Por Carlos Fino
A detenção, o ano passado, durante nove meses, do ex-primeiro ministro de Portugal, José Sócrates, alvo de diversos processos ainda em andamento, e agora a “condução coercitiva” de que foi objeto o ex-presidente do Brasil, Lula da Silva, suscitaram críticas nos meios jurídicos, políticos e mediáticos de um e outro país, questionando a legitimidade dos métodos utilizados pelo poder judiciário.
No caso de Sócrates, e sem querer obviamente entrar no mérito das causas, é difícil entender que o Estado, ao cabo de um ano de investigações e longos meses de detenção, não tenha ainda conseguido formalizar as acusações, ao mesmo tempo que uma série de “revelações” aparentemente dirigidas foram apresentando suspeitas como factos confirmados, numa condenação prévia sem julgamento no tribunal da opinião pública.
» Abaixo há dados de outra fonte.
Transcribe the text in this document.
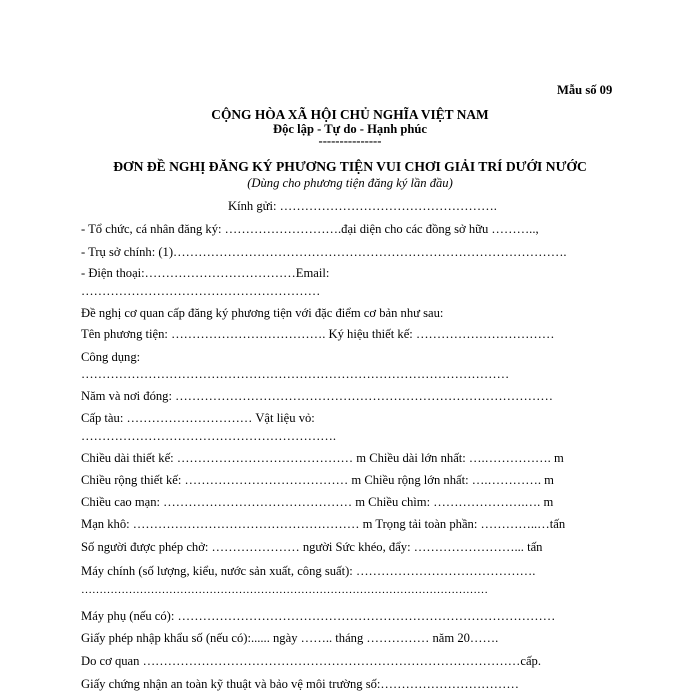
Mẫu số 09
CỘNG HÒA XÃ HỘI CHỦ NGHĨA VIỆT NAM
Độc lập - Tự do - Hạnh phúc
---------------
ĐƠN ĐỀ NGHỊ ĐĂNG KÝ PHƯƠNG TIỆN VUI CHƠI GIẢI TRÍ DƯỚI NƯỚC
(Dùng cho phương tiện đăng ký lần đầu)
Kính gửi: …………………………………………….
- Tổ chức, cá nhân đăng ký: ……………………….đại diện cho các đồng sở hữu ………..,
- Trụ sở chính: (1)………………………………………………………………………………….
- Điện thoại:………………………………Email:
…………………………………………………
Đề nghị cơ quan cấp đăng ký phương tiện với đặc điểm cơ bản như sau:
Tên phương tiện: ………………………………. Ký hiệu thiết kế: ……………………………
Công dụng:
…………………………………………………………………………………………
Năm và nơi đóng: ………………………………………………………………………………
Cấp tàu: ………………………… Vật liệu vỏ:
…………………………………………………….
Chiều dài thiết kế: …………………………………… m Chiều dài lớn nhất: ….……………. m
Chiều rộng thiết kế: ………………………………… m Chiều rộng lớn nhất: ….…………. m
Chiều cao mạn: ……………………………………… m Chiều chìm: ………………….…. m
Mạn khô: ……………………………………………… m Trọng tải toàn phần: …………..…tấn
Số người được phép chở: ………………… người Sức khéo, đẩy: ……………………... tấn
Máy chính (số lượng, kiểu, nước sản xuất, công suất): …………………………………….
…………………………………………………………………………………………………
Máy phụ (nếu có): ………………………………………………………………………………
Giấy phép nhập khẩu số (nếu có):...... ngày …….. tháng …………… năm 20…….
Do cơ quan ………………………………………………………………………………cấp.
Giấy chứng nhận an toàn kỹ thuật và bảo vệ môi trường số:……………………………
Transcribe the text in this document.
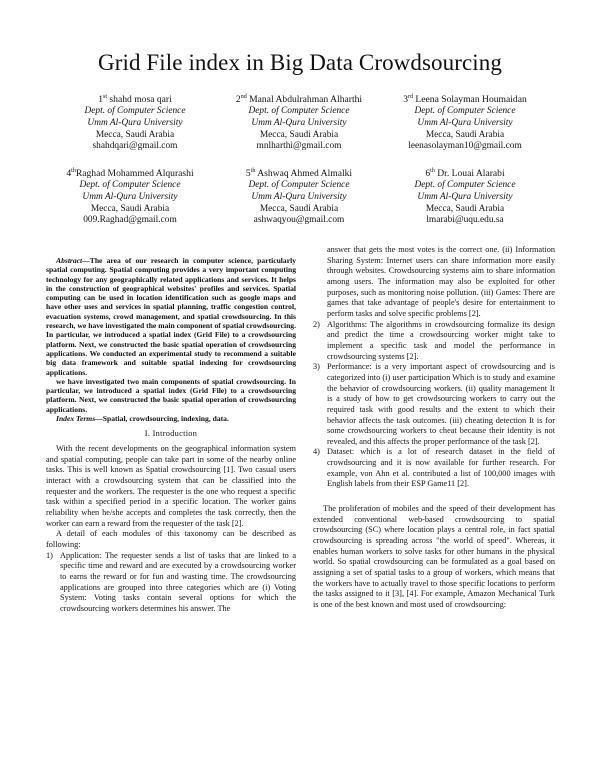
Grid File index in Big Data Crowdsourcing
1st shahd mosa qari
Dept. of Computer Science
Umm Al-Qura University
Mecca, Saudi Arabia
shahdqari@gmail.com
2nd Manal Abdulrahman Alharthi
Dept. of Computer Science
Umm Al-Qura University
Mecca, Saudi Arabia
mnlharthi@gmail.com
3rd Leena Solayman Houmaidan
Dept. of Computer Science
Umm Al-Qura University
Mecca, Saudi Arabia
leenasolayman10@gmail.com
4thRaghad Mohammed Alqurashi
Dept. of Computer Science
Umm Al-Qura University
Mecca, Saudi Arabia
009.Raghad@gmail.com
5th Ashwaq Ahmed Almalki
Dept. of Computer Science
Umm Al-Qura University
Mecca, Saudi Arabia
ashwaqyou@gmail.com
6th Dr. Louai Alarabi
Dept. of Computer Science
Umm Al-Qura University
Mecca, Saudi Arabia
lmarabi@uqu.edu.sa

Abstract—The area of our research in computer science, particularly spatial computing. Spatial computing provides a very important computing technology for any geographically related applications and services. It helps in the construction of geographical websites' profiles and services. Spatial computing can be used in location identification such as google maps and have other uses and services in spatial planning, traffic congestion control, evacuation systems, crowd management, and spatial crowdsourcing. In this research, we have investigated the main component of spatial crowdsourcing. In particular, we introduced a spatial index (Grid File) to a crowdsourcing platform. Next, we constructed the basic spatial operation of crowdsourcing applications. We conducted an experimental study to recommend a suitable big data framework and suitable spatial indexing for crowdsourcing applications.

we have investigated two main components of spatial crowdsourcing. In particular, we introduced a spatial index (Grid File) to a crowdsourcing platform. Next, we constructed the basic spatial operation of crowdsourcing applications.

Index Terms—Spatial, crowdsourcing, indexing, data.

I. Introduction

With the recent developments on the geographical information system and spatial computing, people can take part in some of the nearby online tasks. This is well known as Spatial crowdsourcing [1]. Two casual users interact with a crowdsourcing system that can be classified into the requester and the workers. The requester is the one who request a specific task within a specified period in a specific location. The worker gains reliability when he/she accepts and completes the task correctly, then the worker can earn a reward from the requester of the task [2].

A detail of each modules of this taxonomy can be described as following:

1) Application: The requester sends a list of tasks that are linked to a specific time and reward and are executed by a crowdsourcing worker to earns the reward or for fun and wasting time. The crowdsourcing applications are grouped into three categories which are (i) Voting System: Voting tasks contain several options for which the crowdsourcing workers determines his answer. The
answer that gets the most votes is the correct one. (ii) Information Sharing System: Internet users can share information more easily through websites. Crowdsourcing systems aim to share information among users. The information may also be exploited for other purposes, such as monitoring noise pollution. (iii) Games: There are games that take advantage of people's desire for entertainment to perform tasks and solve specific problems [2].
2) Algorithms: The algorithms in crowdsourcing formalize its design and predict the time a crowdsourcing worker might take to implement a specific task and model the performance in crowdsourcing systems [2].
3) Performance: is a very important aspect of crowdsourcing and is categorized into (i) user participation Which is to study and examine the behavior of crowdsourcing workers. (ii) quality management It is a study of how to get crowdsourcing workers to carry out the required task with good results and the extent to which their behavior affects the task outcomes. (iii) cheating detection It is for some crowdsourcing workers to cheat because their identity is not revealed, and this affects the proper performance of the task [2].
4) Dataset: which is a lot of research dataset in the field of crowdsourcing and it is now available for further research. For example, von Ahn et al. contributed a list of 100,000 images with English labels from their ESP Game11 [2].

The proliferation of mobiles and the speed of their development has extended conventional web-based crowdsourcing to spatial crowdsourcing (SC) where location plays a central role, in fact spatial crowdsourcing is spreading across "the world of speed". Whereas, it enables human workers to solve tasks for other humans in the physical world. So spatial crowdsourcing can be formulated as a goal based on assigning a set of spatial tasks to a group of workers, which means that the workers have to actually travel to those specific locations to perform the tasks assigned to it [3], [4]. For example, Amazon Mechanical Turk is one of the best known and most used of crowdsourcing:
O próprio acórdão do Tribunal da Relação de Lisboa que permitiu aos advogados de Sócrates acederem, por fim, a todo o processo em que o ex-primeiro ministro é arguido continha duras críticas não apenas aos investigadores liderados pelo procurador, mas também ao juiz de instrução criminal, que viabilizou por demasiado tempo os pedidos do Ministério Público destinados a manter o caso em segredo de justiça, prejudicando assim as garantias de defesa do arguido.
Quanto a Lula, é manifesto que a “condução coercitiva” a que foi submetido pecou por não ter tido a precedê-la qualquer intimação prévia, cujo eventual não cumprimento a justificaria. O juiz do Supremo Tribunal Federal, Marco Aurélio Mello, que está longe de ser um simpatizante do PT, foi contundente:
“Condução coercitiva? O que é isso? Eu não compreendi. Só se conduz coercitivamente, ou, como se dizia antigamente, debaixo de vara, o cidadão que resiste e não comparece para depor. E o Lula não foi intimado… Nós, magistrados – acentuou – não somos legisladores, não somos justiceiros… Não se avança atropelando regras básicas.”
Acresce, num e noutro caso, a par da espectacularização das acções de busca e detenção empreendidas, uma aparente colaboração das autoridades judiciárias e/ou policiais com parte dos media, a que são facultados dados escolhidos considerados oportunos, por forma a criar um clima público favorável às investigações e contribuindo dessa forma para desmoralizar os investigados.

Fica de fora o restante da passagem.